The SA node creates impulses at regular intervals, which creates regular heartbeat, one after another for the entire life of the individual. There is a brief pause between each heartbeat. The cardiac cycle is the duration between the beginning of one heartbeat and the start of the following heartbeat. Although a heartbeat last a very short time, only about 370 msec, this is a very complex and important part of the bodily function. The cardiac cycle consists of periods of alternating cycles of contractions followed by relaxations repeated constantly. The chambers of the wall contracts and forces the blood into the nearby chambers or arterial trunk during the systole contraction. After the systole period the muscles of the heart relaxes which is known as the diastole period, which enables the chambers of the heart to refill with blood and become prepared for the next cardiac cycle. The pressure in the heart chambers rises during the systole to facilitate the contraction and movement of blood, then it falls during the diastole when the heart muscles relaxes and waits for the next cycle. Blood moves from a chamber with more pressure to a chamber with less pressure. The pressure within the individual chambers pushes the blood out of the chamber into another adjacent chamber with less pressure. Interconnections between arteries are called arterial anastomoses. Because the arteries are interconnected in this way, the blood supply to the cardiac muscle remains relatively constant despite pressure fluctuations in the left and right coronary arteries as the heart beats. This is the same principle that governs the functionality of blood between atria and ventricles, ventricles and arterial trunks and between the atria and major veins.

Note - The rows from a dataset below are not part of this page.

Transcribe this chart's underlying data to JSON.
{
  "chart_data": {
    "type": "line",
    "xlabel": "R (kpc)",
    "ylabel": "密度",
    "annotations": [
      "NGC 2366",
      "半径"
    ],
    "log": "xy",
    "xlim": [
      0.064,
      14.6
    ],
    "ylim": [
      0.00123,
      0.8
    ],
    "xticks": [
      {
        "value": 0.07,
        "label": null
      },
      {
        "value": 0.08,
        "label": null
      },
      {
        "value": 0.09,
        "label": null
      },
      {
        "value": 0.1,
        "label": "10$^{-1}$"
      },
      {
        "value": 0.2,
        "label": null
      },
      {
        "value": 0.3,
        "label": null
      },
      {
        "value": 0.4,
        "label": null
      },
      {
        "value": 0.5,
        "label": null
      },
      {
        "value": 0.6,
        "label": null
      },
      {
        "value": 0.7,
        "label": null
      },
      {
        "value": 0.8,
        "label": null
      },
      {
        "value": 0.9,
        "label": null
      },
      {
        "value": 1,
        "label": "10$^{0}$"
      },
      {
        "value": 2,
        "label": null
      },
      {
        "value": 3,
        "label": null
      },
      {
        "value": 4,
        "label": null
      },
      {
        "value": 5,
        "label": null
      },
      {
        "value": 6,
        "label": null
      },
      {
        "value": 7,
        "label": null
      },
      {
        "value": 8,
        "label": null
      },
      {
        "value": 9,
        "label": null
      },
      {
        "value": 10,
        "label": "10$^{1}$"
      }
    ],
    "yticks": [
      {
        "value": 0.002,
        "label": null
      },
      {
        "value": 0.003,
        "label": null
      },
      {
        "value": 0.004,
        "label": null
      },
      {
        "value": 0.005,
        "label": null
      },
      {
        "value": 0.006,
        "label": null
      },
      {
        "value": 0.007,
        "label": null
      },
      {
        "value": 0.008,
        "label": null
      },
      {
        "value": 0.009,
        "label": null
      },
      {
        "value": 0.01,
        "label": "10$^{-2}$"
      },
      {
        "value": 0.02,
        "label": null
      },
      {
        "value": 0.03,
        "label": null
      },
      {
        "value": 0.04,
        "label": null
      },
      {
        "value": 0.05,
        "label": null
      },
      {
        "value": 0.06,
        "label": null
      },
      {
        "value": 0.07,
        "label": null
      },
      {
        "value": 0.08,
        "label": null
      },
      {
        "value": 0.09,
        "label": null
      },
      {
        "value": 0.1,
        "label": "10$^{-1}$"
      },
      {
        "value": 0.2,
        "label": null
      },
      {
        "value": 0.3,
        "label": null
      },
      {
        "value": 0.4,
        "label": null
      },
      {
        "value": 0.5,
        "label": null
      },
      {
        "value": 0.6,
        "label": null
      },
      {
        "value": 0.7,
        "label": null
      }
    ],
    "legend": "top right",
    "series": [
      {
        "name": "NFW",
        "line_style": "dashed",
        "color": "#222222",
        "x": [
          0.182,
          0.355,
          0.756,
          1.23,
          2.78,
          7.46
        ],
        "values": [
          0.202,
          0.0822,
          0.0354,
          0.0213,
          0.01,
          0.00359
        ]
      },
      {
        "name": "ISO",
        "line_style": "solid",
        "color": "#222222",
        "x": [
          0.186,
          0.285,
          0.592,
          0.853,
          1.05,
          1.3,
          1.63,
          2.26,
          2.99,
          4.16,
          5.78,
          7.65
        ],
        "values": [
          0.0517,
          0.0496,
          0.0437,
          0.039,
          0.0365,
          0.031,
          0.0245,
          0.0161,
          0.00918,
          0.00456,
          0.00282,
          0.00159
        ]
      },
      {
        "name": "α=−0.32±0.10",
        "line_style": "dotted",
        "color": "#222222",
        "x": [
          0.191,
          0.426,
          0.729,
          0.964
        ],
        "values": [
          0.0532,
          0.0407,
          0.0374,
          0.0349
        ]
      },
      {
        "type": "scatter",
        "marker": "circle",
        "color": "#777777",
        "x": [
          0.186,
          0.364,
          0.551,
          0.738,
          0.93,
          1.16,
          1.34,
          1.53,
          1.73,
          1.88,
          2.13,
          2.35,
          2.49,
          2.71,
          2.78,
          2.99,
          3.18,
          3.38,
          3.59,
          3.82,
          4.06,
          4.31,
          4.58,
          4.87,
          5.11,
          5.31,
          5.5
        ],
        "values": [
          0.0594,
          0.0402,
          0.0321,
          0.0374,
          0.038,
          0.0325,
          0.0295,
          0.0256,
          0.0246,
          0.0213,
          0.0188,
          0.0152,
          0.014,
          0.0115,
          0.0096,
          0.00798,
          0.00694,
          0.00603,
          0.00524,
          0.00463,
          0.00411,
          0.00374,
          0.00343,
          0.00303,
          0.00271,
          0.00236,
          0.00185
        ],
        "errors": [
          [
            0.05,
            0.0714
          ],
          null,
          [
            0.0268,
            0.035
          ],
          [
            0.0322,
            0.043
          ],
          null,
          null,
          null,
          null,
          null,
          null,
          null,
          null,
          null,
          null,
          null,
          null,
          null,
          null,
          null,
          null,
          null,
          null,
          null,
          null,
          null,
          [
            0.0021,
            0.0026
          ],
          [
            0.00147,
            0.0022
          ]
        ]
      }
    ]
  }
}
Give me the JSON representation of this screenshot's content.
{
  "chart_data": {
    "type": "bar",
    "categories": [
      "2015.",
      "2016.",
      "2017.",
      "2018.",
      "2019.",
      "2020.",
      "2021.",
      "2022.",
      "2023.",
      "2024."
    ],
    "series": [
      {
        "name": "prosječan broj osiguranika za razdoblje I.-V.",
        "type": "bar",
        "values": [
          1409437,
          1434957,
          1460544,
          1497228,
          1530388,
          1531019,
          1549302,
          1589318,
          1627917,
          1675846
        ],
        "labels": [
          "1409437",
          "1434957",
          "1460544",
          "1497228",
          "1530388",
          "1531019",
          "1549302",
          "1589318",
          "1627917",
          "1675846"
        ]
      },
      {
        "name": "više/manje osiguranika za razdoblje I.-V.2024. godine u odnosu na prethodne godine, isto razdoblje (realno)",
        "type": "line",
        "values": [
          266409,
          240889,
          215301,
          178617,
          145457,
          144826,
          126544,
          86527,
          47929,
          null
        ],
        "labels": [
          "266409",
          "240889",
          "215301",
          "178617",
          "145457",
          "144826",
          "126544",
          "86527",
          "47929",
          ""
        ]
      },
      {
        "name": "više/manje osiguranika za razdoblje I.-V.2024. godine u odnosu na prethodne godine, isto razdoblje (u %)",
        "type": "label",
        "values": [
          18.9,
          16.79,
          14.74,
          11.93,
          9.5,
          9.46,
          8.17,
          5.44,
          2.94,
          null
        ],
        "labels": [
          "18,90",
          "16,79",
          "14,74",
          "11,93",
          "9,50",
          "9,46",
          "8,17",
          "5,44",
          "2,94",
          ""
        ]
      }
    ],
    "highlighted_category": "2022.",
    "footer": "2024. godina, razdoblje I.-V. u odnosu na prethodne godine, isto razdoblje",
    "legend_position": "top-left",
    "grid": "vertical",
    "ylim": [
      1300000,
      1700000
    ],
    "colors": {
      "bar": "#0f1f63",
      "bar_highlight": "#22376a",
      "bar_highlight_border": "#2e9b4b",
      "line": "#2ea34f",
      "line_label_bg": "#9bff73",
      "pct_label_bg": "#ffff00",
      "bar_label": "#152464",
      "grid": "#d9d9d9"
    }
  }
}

The coronary arteries are located at the aortic sinuses, which is the bottom of each aorta. The blood pressure in the coronary arteries is at its highest peak during the system circuit. With each contraction of the ventricles blood rushes into the aorta. The rush of blood into the aorta creates elevated pressures in the aorta, which causes the walls of the aorta to stretch to accommodate the influx of blood. When the ventricles relaxes during the cardiac cycle, the flow of blood into the aorta ceases which causes a decline in pressure and the aorta wall recoils which is called the elastic rebound. During the elastic rebound blood is pushed in both directions, forward into the systemic circuit and backward through the aortic sinuses which go into the coronary arteries. This process of increase of blood pressure and elastic rebound keeps the steady flow of blood to the cardiac muscle tissues, ensuring the cardiac muscles have the necessary blood supply to continue its normal functions. Myocardial blood flow is different, it consists of peaks during the period where the heart muscles are relaxed and then it ceases when the heart muscles contracts.

Preventing Heart Attacks

There are many ways to protect ourselves from going into cardiac arrest. Understanding the human body and how the cardio vascular system functions will help to prevent coronary cardiac disease. Coronary Artery Disease is the most frequent cause of heart attack in the United States. As individuals we should become familiarize with the anatomical, functional and pathological aspects of coronary cardiac disease. Individuals with a pre-existing cardiac disease or those that are at risk for cardiac disease should become educated with the subject to prevent cardiac arrest. There is a relationship between growth from childhood to adulthood and cardiovascular risk factors. Some of the factors influencing cardiovascular risks are; blood pressure, plasma glucose, insulin and apoliprotein B, hypertension, obesity, and diabetes (Goodwin & Sharp, 1992). Individuals with any one of these risk factors should be concerned, individuals with more than one of these risk factors are more at risk for heart disease.